L'"uomo venuto dal ghiaccio" compie 30 anni: la storia di Otzi

Sono passati 30 anni dal ritrovamento di Otzi, l'"uomo venuto dal ghiaccio": ucciso da una freccia, il suo corpo è rimasto conservato per secoli

Otzi, la mummia del Similaun festeggia 30 anni dal suo ritrovamento: una storia incredibile quella dell’”uomo venuto dal ghiaccio” vissuto nel Neolitico e morto su un camminamento che univa la zona corrispondente a Otzertal, nei pressi di Innsbruck, e le Alpi Venoste.

Anni e anni di ricerche e deduzioni hanno portato alla scoperta della “storia” dietro l’uomo di Otzi, ucciso da una freccia conficcata sotto la clavicola sinistra che gli ha reciso un’arteria: la punta è rimasta ancora lì, dove è entrata nel giorno in cui ha messo fine alla sua vita.

Le sue spoglie sono rimaste quasi intatte per tutta una serie di coincidenze: il corpo, per secoli, è stato protetto da un avvallamento del terreno. Dal momento in cui i ghiacciai, con i loro movimenti, vanno a macinare tutto quello che custodiscono, il ritrovamento di un corpo in tali condizioni è qualcosa di veramente eccezionale e unico.

La storia di Otzi, l’”uomo venuto dal ghiaccio”

Al momento del ritrovamento sulle Alpi, il corpo venne trattato inizialmente con poca attenzione, perché si pensava potesse appartenere a un alpinista scomparso poco prima. Per questo vennero danneggiate anche delle parti del corpo in modo serio, come i tessuti esterni e il femore sinistro.

Le spoglie vennero portate in Austria dove ricevettero le prime attenzioni conservative e furono oggetto di studio.

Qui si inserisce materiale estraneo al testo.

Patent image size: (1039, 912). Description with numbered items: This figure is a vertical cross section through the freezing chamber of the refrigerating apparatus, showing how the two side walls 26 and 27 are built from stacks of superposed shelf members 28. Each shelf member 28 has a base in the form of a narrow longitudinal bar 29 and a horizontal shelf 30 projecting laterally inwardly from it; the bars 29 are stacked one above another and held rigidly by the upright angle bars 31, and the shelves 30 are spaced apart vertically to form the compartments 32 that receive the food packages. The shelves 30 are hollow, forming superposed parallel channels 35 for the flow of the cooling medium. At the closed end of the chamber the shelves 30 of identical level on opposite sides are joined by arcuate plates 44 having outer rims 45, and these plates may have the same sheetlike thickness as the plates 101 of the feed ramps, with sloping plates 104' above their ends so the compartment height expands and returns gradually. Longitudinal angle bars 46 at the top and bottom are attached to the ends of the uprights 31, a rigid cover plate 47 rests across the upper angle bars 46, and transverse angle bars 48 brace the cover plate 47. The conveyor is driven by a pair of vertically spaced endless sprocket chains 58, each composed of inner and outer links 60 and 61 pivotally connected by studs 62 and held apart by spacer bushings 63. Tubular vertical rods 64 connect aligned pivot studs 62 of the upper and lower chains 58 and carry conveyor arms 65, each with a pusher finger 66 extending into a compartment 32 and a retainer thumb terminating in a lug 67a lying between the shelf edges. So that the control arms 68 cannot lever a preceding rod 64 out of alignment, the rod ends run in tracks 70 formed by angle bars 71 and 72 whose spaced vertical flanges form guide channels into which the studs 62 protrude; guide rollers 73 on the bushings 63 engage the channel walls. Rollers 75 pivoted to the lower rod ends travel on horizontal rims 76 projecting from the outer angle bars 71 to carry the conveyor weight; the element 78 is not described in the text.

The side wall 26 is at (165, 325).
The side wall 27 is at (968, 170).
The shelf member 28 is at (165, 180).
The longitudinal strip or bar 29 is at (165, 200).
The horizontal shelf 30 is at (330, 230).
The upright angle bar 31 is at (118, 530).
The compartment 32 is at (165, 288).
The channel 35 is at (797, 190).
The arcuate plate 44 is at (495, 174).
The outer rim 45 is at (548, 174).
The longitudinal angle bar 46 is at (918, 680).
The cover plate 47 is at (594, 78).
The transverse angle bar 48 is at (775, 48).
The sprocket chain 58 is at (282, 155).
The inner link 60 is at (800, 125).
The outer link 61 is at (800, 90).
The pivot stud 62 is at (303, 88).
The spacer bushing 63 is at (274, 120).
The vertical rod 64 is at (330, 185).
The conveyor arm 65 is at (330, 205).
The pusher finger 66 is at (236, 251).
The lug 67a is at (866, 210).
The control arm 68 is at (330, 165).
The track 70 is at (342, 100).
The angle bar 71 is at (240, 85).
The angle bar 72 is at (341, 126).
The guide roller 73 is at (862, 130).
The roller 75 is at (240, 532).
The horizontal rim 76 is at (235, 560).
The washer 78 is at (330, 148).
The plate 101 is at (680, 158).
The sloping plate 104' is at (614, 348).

Il lavoro di ricerca iniziò a fornire una serie di informazioni che fecero retrodatare l’età del rame di circa un millennio nell’area dove era stato ritrovato il corpo.

A trovare Otzi, in maniera del tutto casuale, furono Erica e Helmun Simon, coppia di coniugi tedeschi di Norimberga: i due si imbatterono nell’”uomo venuto dal ghiaccio” il 19 settembre del 1991, durante un’escursione sullo Hauslabjoch.

Gli studi stabilirono che il luogo dove Otzi riposava era italiano: per questo motivo la mummia venne restituita all’Italia e oggi può essere ammirata al Museo Archeologico di Bolzano, dove è conservato all’interno di una cella frigorifera in un piano interamente dedicato a lui.

Il corpo di oggi viene conservato in una stanza con il 99,6% di umidità a -6 gradi centigradi. Con cadenza bimestrale un medico specializzato spruzza sulla mummia dell’acqua distillata che va a formare una patina protettiva e restituisce l’umidità mancante ai tessuti inariditi.